James fishes in his jacket pocket for his keys. “I’m taking your mother and sister home. When you’ve cooled off, you can walk.” As the words leave his mouth, he winces. Deep inside, he wants more than anything to calm Nath, to put a comforting and weighty hand on his shoulder, to fold him into his arms, on this day of all days. But already it takes all his strength to keep his own face from crumpling, to stop his own knees from buckling and spilling him to the ground. He turns away and grabs Hannah’s arm. Hannah, at least, always does what she’s told.

Nath sinks down on the roots of the elm and watches his parents head back toward the car, Hannah trailing after them with one wistful backward glance. His father doesn’t know what Jack is like. Jack has lived down the street from them for eleven years, since he and Nath were in the first grade, and to Nath’s parents he is just a neighbor boy, the scruffy one with the dog and that old secondhand car. In school, though, everyone knows. Every few weeks a different girl. Every girl the same story. Jack doesn’t date; there are no dinners out, no flowers, no boxes of chocolates in cellophane wrap. He simply drives the girl out to the Point or the drive-in or a parking lot somewhere and spreads a blanket across the backseat of his car. A week or two later, he stops calling and moves on. He’s known to make a specialty of deflowering virgins. At school, the girls are proud of it, like they’ve joined an exclusive club; clustered at their lockers, they whisper a giggling, salacious play-by-play. Jack himself talks to no one. It’s common knowledge that he’s alone most of the time: his mother works night shifts at the hospital, six nights a week. He does not eat in the school cafeteria; he does not go to the dances. In class, he sits in the back row, picking the next girl he’ll ask for a ride. This spring he had picked Lydia.

Nath huddles in the cemetery an hour, two hours, three, watching the cemetery workers stack the folding chairs, gather the flowers, pluck balled-up papers and tissues from the grass.
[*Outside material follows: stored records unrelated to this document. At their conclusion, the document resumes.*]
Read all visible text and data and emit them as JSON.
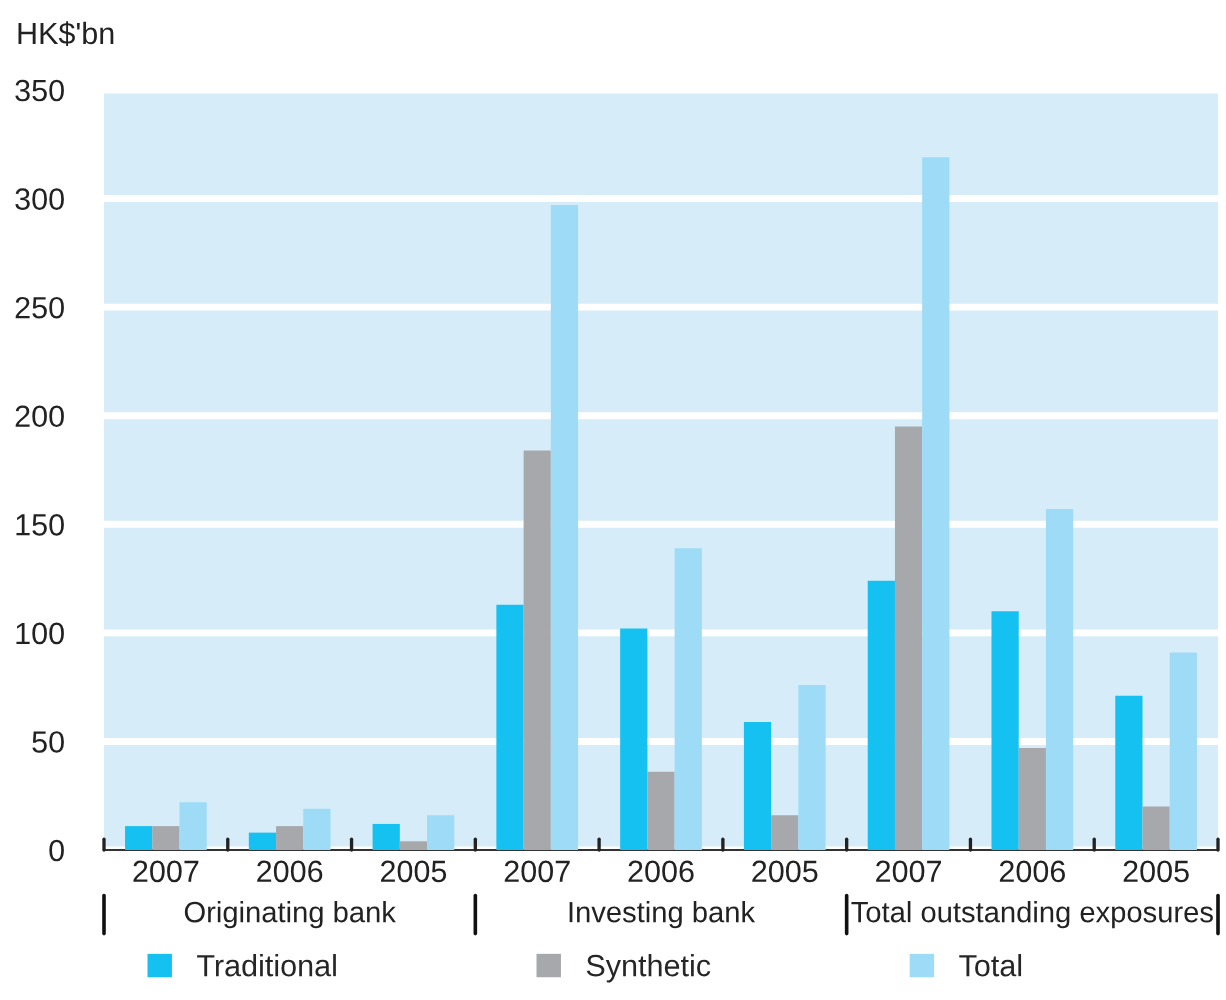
{
  "chart_data": {
    "type": "bar",
    "ylabel": "HK$'bn",
    "categories": [
      "2007",
      "2006",
      "2005",
      "2007",
      "2006",
      "2005",
      "2007",
      "2006",
      "2005"
    ],
    "series": [
      {
        "name": "Traditional",
        "color": "#14c1f0",
        "values": [
          11,
          8,
          12,
          113,
          102,
          59,
          124,
          110,
          71
        ]
      },
      {
        "name": "Synthetic",
        "color": "#a7a8ab",
        "values": [
          11,
          11,
          4,
          184,
          36,
          16,
          195,
          47,
          20
        ]
      },
      {
        "name": "Total",
        "color": "#9ddbf7",
        "values": [
          22,
          19,
          16,
          297,
          139,
          76,
          319,
          157,
          91
        ]
      }
    ],
    "annotations": [
      "Originating bank",
      "Investing bank",
      "Total outstanding exposures"
    ],
    "ylim": [
      0,
      350
    ],
    "yticks": [
      0,
      50,
      100,
      150,
      200,
      250,
      300,
      350
    ],
    "grid": "y",
    "legend": "bottom"
  }
}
In his mind, he dredges up every single thing he’s ever heard about Jack, every fact, every rumor. The two begin to blur, and by the time he is ready to head home, he is bubbling with a terrible fury. He tries to imagine Lydia with Jack, tries desperately not to picture them together. Had Jack hurt her somehow? He doesn’t know. He knows only that Jack is at the heart of everything, and he promises himself he will find out how. Only when the gravediggers lift their shovels and approach the open grave does Nath clamber to his feet and turn away.

As he skirts the edge of the lake and turns onto their street, he spots a police car parked outside Jack’s house. About goddamn time, Nath thinks. He sidles closer to the house, slouching below the line of windows. Behind the screen, the front door stands open, and he climbs the porch stairs on his toes, sticking to the edges of the worn boards, making sure they don’t squeak. It’s his sister they’re talking about, he tells himself with each step; he has every right. At the top, he leans toward the screen door. He can’t see anything except the entryway, but he can hear Jack in the living room, explaining slowly, loudly, as if it’s the second or third time.